Марджори Дюпон Донахью возлежала, подобно дюгоню, на шезлонге, покрытом черно-белой плетенкой, и купалась в прямых лучах солнечного света. Ясно было, что она привыкла к этому. Она была похожа на изюминку или высушенный чернослив – почерневшая и спекшаяся от многолетнего воздействия ультрафиолетовых лучей. Схожая с кактусом, она не один день смогла бы просуществовать без воды в Сахаре. Без всяких усилий она смогла бы выжить и после кораблекрушения на лишенном защиты от прямых солнечных лучей спасательном плоту. Самим своим существованием она разрушала теорию о наличии связи между солнечным загаром и раком кожи. Вокруг нее сновали, как тараканы, три или четыре женщины, спасавшиеся от солнца под огромными шляпами и благоразумно раскрытыми зонтиками.
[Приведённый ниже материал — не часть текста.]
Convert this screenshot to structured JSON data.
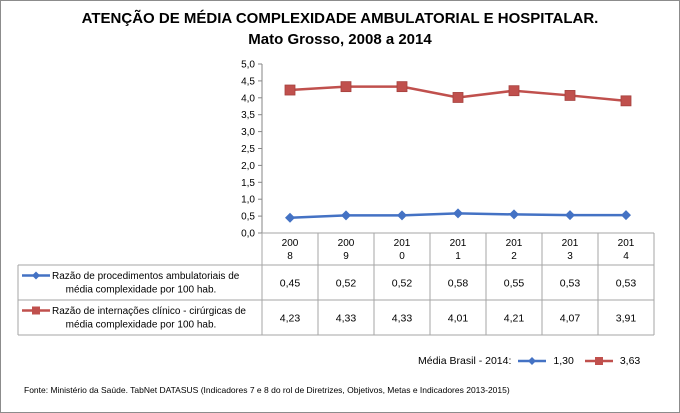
{
  "chart_data": {
    "type": "line",
    "title": "ATENÇÃO DE MÉDIA COMPLEXIDADE AMBULATORIAL E HOSPITALAR.",
    "subtitle": "Mato Grosso, 2008 a 2014",
    "categories": [
      "2008",
      "2009",
      "2010",
      "2011",
      "2012",
      "2013",
      "2014"
    ],
    "category_labels": [
      [
        "200",
        "8"
      ],
      [
        "200",
        "9"
      ],
      [
        "201",
        "0"
      ],
      [
        "201",
        "1"
      ],
      [
        "201",
        "2"
      ],
      [
        "201",
        "3"
      ],
      [
        "201",
        "4"
      ]
    ],
    "series": [
      {
        "name": "Razão de procedimentos ambulatoriais de média complexidade por 100 hab.",
        "name_lines": [
          "Razão de procedimentos ambulatoriais de",
          "média complexidade por 100 hab."
        ],
        "color": "#4472c4",
        "marker": "diamond",
        "values": [
          0.45,
          0.52,
          0.52,
          0.58,
          0.55,
          0.53,
          0.53
        ],
        "labels": [
          "0,45",
          "0,52",
          "0,52",
          "0,58",
          "0,55",
          "0,53",
          "0,53"
        ]
      },
      {
        "name": "Razão de internações clínico - cirúrgicas de média complexidade por 100 hab.",
        "name_lines": [
          "Razão de internações clínico - cirúrgicas de",
          "média complexidade por 100 hab."
        ],
        "color": "#c0504d",
        "marker": "square",
        "values": [
          4.23,
          4.33,
          4.33,
          4.01,
          4.21,
          4.07,
          3.91
        ],
        "labels": [
          "4,23",
          "4,33",
          "4,33",
          "4,01",
          "4,21",
          "4,07",
          "3,91"
        ]
      }
    ],
    "ylim": [
      0,
      5
    ],
    "yticks": [
      0,
      0.5,
      1,
      1.5,
      2,
      2.5,
      3,
      3.5,
      4,
      4.5,
      5
    ],
    "ytick_labels": [
      "0,0",
      "0,5",
      "1,0",
      "1,5",
      "2,0",
      "2,5",
      "3,0",
      "3,5",
      "4,0",
      "4,5",
      "5,0"
    ],
    "grid": false,
    "data_table": true,
    "xlabel": "",
    "ylabel": "",
    "legend": "in data table (left)"
  },
  "brazil_average": {
    "label": "Média Brasil - 2014:",
    "values": [
      {
        "series": "ambulatoriais",
        "value": "1,30",
        "color": "#4472c4"
      },
      {
        "series": "internacoes",
        "value": "3,63",
        "color": "#c0504d"
      }
    ]
  },
  "source": "Fonte: Ministério da Saúde. TabNet DATASUS (Indicadores 7 e 8 do rol de Diretrizes, Objetivos, Metas e Indicadores 2013-2015)"
}
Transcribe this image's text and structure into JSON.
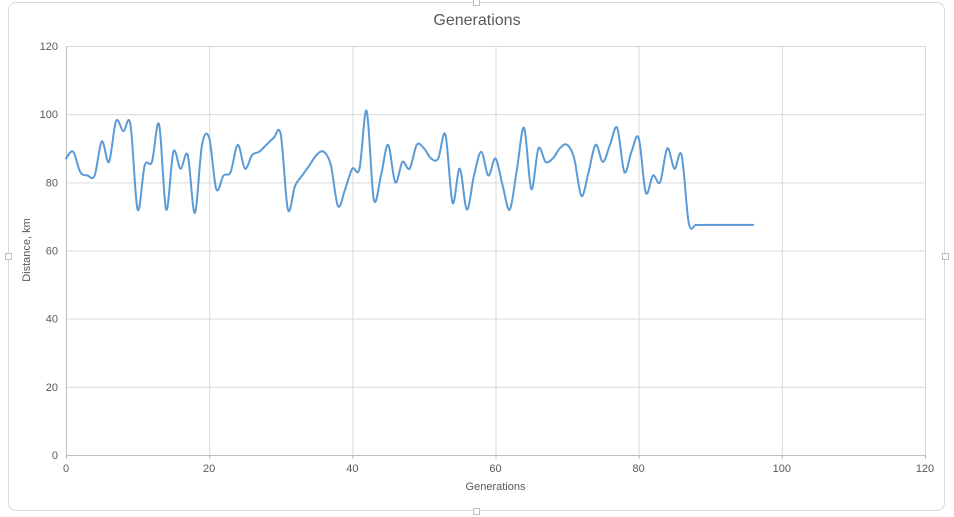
{
  "chart_data": {
    "type": "line",
    "title": "Generations",
    "xlabel": "Generations",
    "ylabel": "Distance, km",
    "xlim": [
      0,
      120
    ],
    "ylim": [
      0,
      120
    ],
    "x_ticks": [
      0,
      20,
      40,
      60,
      80,
      100,
      120
    ],
    "y_ticks": [
      0,
      20,
      40,
      60,
      80,
      100,
      120
    ],
    "grid": true,
    "legend": false,
    "smoothed": true,
    "x_start": 0,
    "x_step": 1,
    "colors": {
      "line": "#5B9BD5",
      "grid": "#D9D9D9",
      "axis": "#BFBFBF",
      "text": "#595959",
      "border": "#D9D9D9"
    },
    "series": [
      {
        "name": "Distance, km",
        "values": [
          87,
          89,
          83,
          82,
          82,
          92,
          86,
          98,
          95,
          97,
          72,
          85,
          86,
          97,
          72,
          89,
          84,
          88,
          71,
          91,
          93,
          78,
          82,
          83,
          91,
          84,
          88,
          89,
          91,
          93,
          94,
          72,
          79,
          82,
          85,
          88,
          89,
          85,
          73,
          78,
          84,
          84,
          101,
          75,
          82,
          91,
          80,
          86,
          84,
          91,
          90,
          87,
          87,
          94,
          74,
          84,
          72,
          82,
          89,
          82,
          87,
          79,
          72,
          84,
          96,
          78,
          90,
          86,
          87,
          90,
          91,
          87,
          76,
          83,
          91,
          86,
          91,
          96,
          83,
          89,
          93,
          77,
          82,
          80,
          90,
          84,
          88,
          68,
          67.5,
          67.5,
          67.5,
          67.5,
          67.5,
          67.5,
          67.5,
          67.5,
          67.5
        ]
      }
    ]
  }
}
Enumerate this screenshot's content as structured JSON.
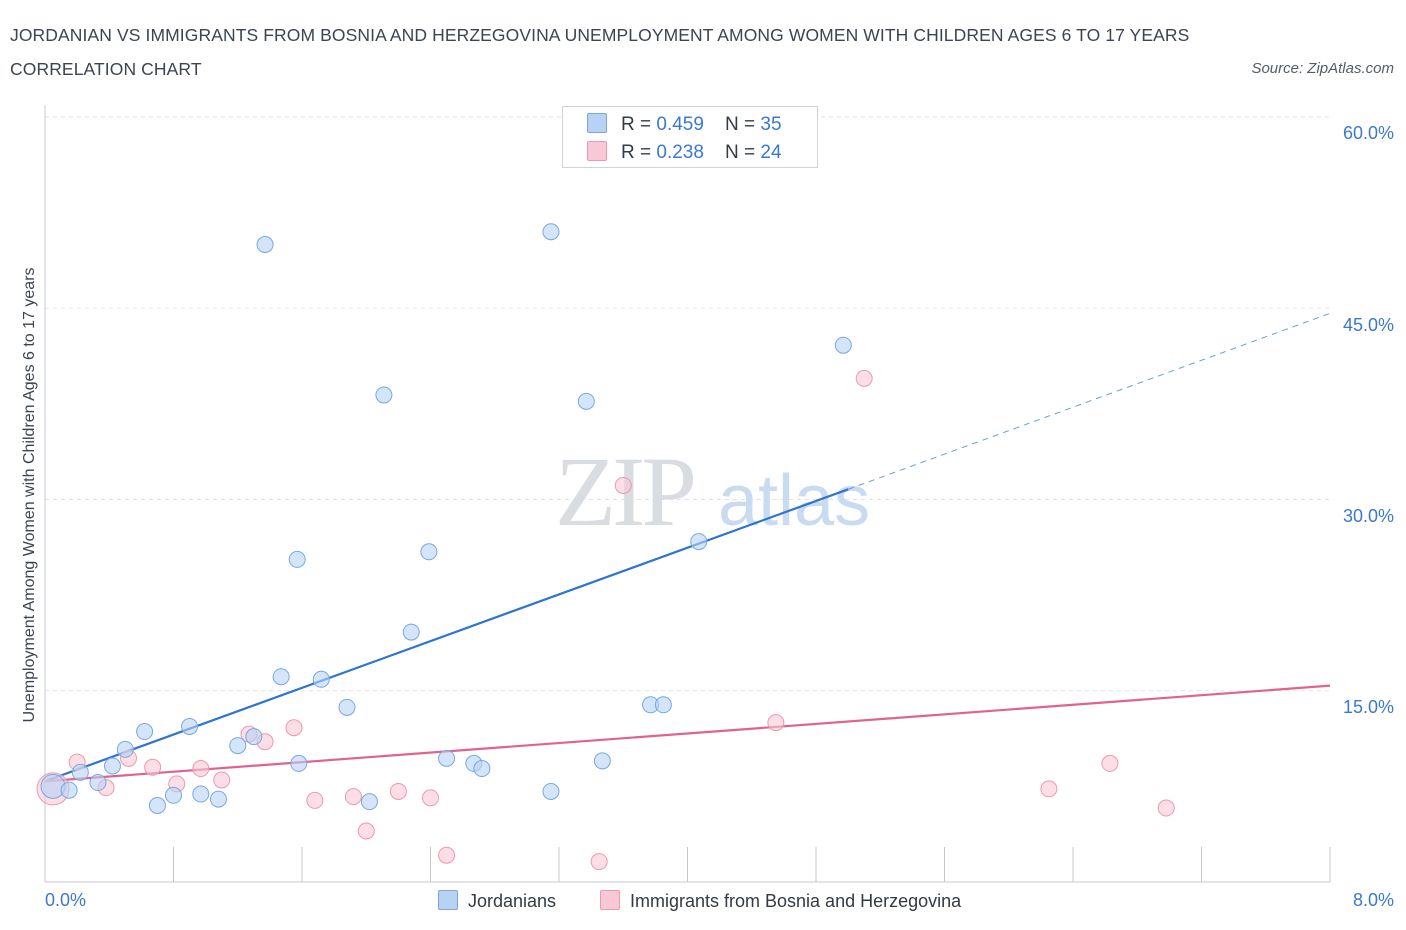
{
  "header": {
    "title": "JORDANIAN VS IMMIGRANTS FROM BOSNIA AND HERZEGOVINA UNEMPLOYMENT AMONG WOMEN WITH CHILDREN AGES 6 TO 17 YEARS CORRELATION CHART",
    "source": "Source: ZipAtlas.com"
  },
  "watermark": {
    "zip": "ZIP",
    "atlas": "atlas"
  },
  "legend": {
    "rows": [
      {
        "r_label": "R = ",
        "r_value": "0.459",
        "n_label": "N = ",
        "n_value": "35"
      },
      {
        "r_label": "R = ",
        "r_value": "0.238",
        "n_label": "N = ",
        "n_value": "24"
      }
    ]
  },
  "colors": {
    "jordanians_fill": "#b8d2f5",
    "jordanians_stroke": "#7aa7e0",
    "jordanians_line": "#2f74d0",
    "bosnia_fill": "#f8c8d6",
    "bosnia_stroke": "#ef97b2",
    "bosnia_line": "#e0628f",
    "tick_text": "#3b78d0",
    "grid": "#dde2e8"
  },
  "chart_data": {
    "type": "scatter",
    "title": "JORDANIAN VS IMMIGRANTS FROM BOSNIA AND HERZEGOVINA UNEMPLOYMENT AMONG WOMEN WITH CHILDREN AGES 6 TO 17 YEARS CORRELATION CHART",
    "xlabel": "",
    "ylabel": "Unemployment Among Women with Children Ages 6 to 17 years",
    "xlim": [
      0,
      8
    ],
    "ylim": [
      0,
      60
    ],
    "x_tick_labels": [
      "0.0%",
      "8.0%"
    ],
    "y_tick_labels": [
      "15.0%",
      "30.0%",
      "45.0%",
      "60.0%"
    ],
    "y_ticks": [
      15,
      30,
      45,
      60
    ],
    "grid": true,
    "legend_position": "top-center",
    "series": [
      {
        "name": "Jordanians",
        "points": [
          [
            0.05,
            7.5
          ],
          [
            0.15,
            7.2
          ],
          [
            0.22,
            8.6
          ],
          [
            0.33,
            7.8
          ],
          [
            0.42,
            9.1
          ],
          [
            0.5,
            10.4
          ],
          [
            0.62,
            11.8
          ],
          [
            0.7,
            6.0
          ],
          [
            0.8,
            6.8
          ],
          [
            0.9,
            12.2
          ],
          [
            0.97,
            6.9
          ],
          [
            1.08,
            6.5
          ],
          [
            1.2,
            10.7
          ],
          [
            1.3,
            11.4
          ],
          [
            1.37,
            50.0
          ],
          [
            1.47,
            16.1
          ],
          [
            1.57,
            25.3
          ],
          [
            1.58,
            9.3
          ],
          [
            1.72,
            15.9
          ],
          [
            1.88,
            13.7
          ],
          [
            2.02,
            6.3
          ],
          [
            2.11,
            38.2
          ],
          [
            2.28,
            19.6
          ],
          [
            2.39,
            25.9
          ],
          [
            2.5,
            9.7
          ],
          [
            2.67,
            9.3
          ],
          [
            2.72,
            8.9
          ],
          [
            3.15,
            51.0
          ],
          [
            3.15,
            7.1
          ],
          [
            3.37,
            37.7
          ],
          [
            3.47,
            9.5
          ],
          [
            3.77,
            13.9
          ],
          [
            3.85,
            13.9
          ],
          [
            4.07,
            26.7
          ],
          [
            4.97,
            42.1
          ]
        ],
        "trend": {
          "x": [
            0.0,
            5.0
          ],
          "y": [
            7.9,
            30.8
          ],
          "dashed_extension": {
            "x": [
              5.0,
              8.0
            ],
            "y": [
              30.8,
              44.6
            ]
          }
        }
      },
      {
        "name": "Immigrants from Bosnia and Herzegovina",
        "points": [
          [
            0.05,
            7.3
          ],
          [
            0.2,
            9.4
          ],
          [
            0.38,
            7.4
          ],
          [
            0.52,
            9.7
          ],
          [
            0.67,
            9.0
          ],
          [
            0.82,
            7.7
          ],
          [
            0.97,
            8.9
          ],
          [
            1.1,
            8.0
          ],
          [
            1.27,
            11.6
          ],
          [
            1.37,
            11.0
          ],
          [
            1.55,
            12.1
          ],
          [
            1.68,
            6.4
          ],
          [
            1.92,
            6.7
          ],
          [
            2.0,
            4.0
          ],
          [
            2.2,
            7.1
          ],
          [
            2.4,
            6.6
          ],
          [
            2.5,
            2.1
          ],
          [
            3.45,
            1.6
          ],
          [
            3.6,
            31.1
          ],
          [
            4.55,
            12.5
          ],
          [
            5.1,
            39.5
          ],
          [
            6.25,
            7.3
          ],
          [
            6.63,
            9.3
          ],
          [
            6.98,
            5.8
          ]
        ],
        "trend": {
          "x": [
            0.0,
            8.0
          ],
          "y": [
            7.9,
            15.4
          ]
        }
      }
    ]
  }
}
Лайза стояла и смотрела на все это. Марджори Донахью говорила по белому телефону. Она сделала Лайзе знак подождать. Никто не может говорить, пока разговаривает королева.
– Да, Фрэн. Совершенно недопустимое поведение. За все годы жизни в этом городе я никогда не слыхала ничего подобного. Бедной Джо Энн всегда делали скидки насчет ее прошлого – конечно, в основном ради Питера. Однако, боюсь, эта свадьба со Стэнсфилдом сорвала крышку с банки с червями. А как звали того милого молодого человека, который всегда утверждал, что был свидетелем, как она "работала" на холостяцкой вечеринке там, на Севере? Боюсь, я была слишком резка с ним. Теперь-то я убеждена, что все, что он говорил, было правдой. Я уверена, всем нам следовало бы вернуть его в число приглашенных на наши званые вечера. По крайней мере, в списках приглашенных ко мне он, несомненно, появится снова. Да, моя дорогая, вы совершенно правы. Именно это я и хотела сказать. Что же нам со всем этим делать? Ну, первое из того, что, как мне кажется, следует сделать, так это отказаться от своих столиков на благотворительном балу, что она дает в пользу больных лейкемией. Думаю, сделать так, что этот бал не станет событием года, вполне в наших силах. Полагаю, это несколько жестоко по отношению к больным раком, но лично я собираюсь анонимно внести деньги в их основной фонд, чтобы компенсировать свое отсутствие на балу. Вряд ли она будет председательствовать на каком-либо балу после этого. О да, Фрэн, и я хочу, чтобы вы вместе со всеми вашими пришли на следующей неделе на коктейль, который я даю в честь Элеоноры Пикок. Такая прекрасная женщина эта Элеонора, не правда ли? Да, моя дорогая, конечно же, я с этим согласна. Такая замечательная подруга.
Произнося все это, Марджори пристально смотрела на Лайзу, и та отлично поняла смысл этого взгляда. Телефонный разговор отчасти был адресован и ей.
– Хорошо, моя милая. Великолепно. Я знала, что могу на вас рассчитывать. Вы прекрасная подруга, Фрэн.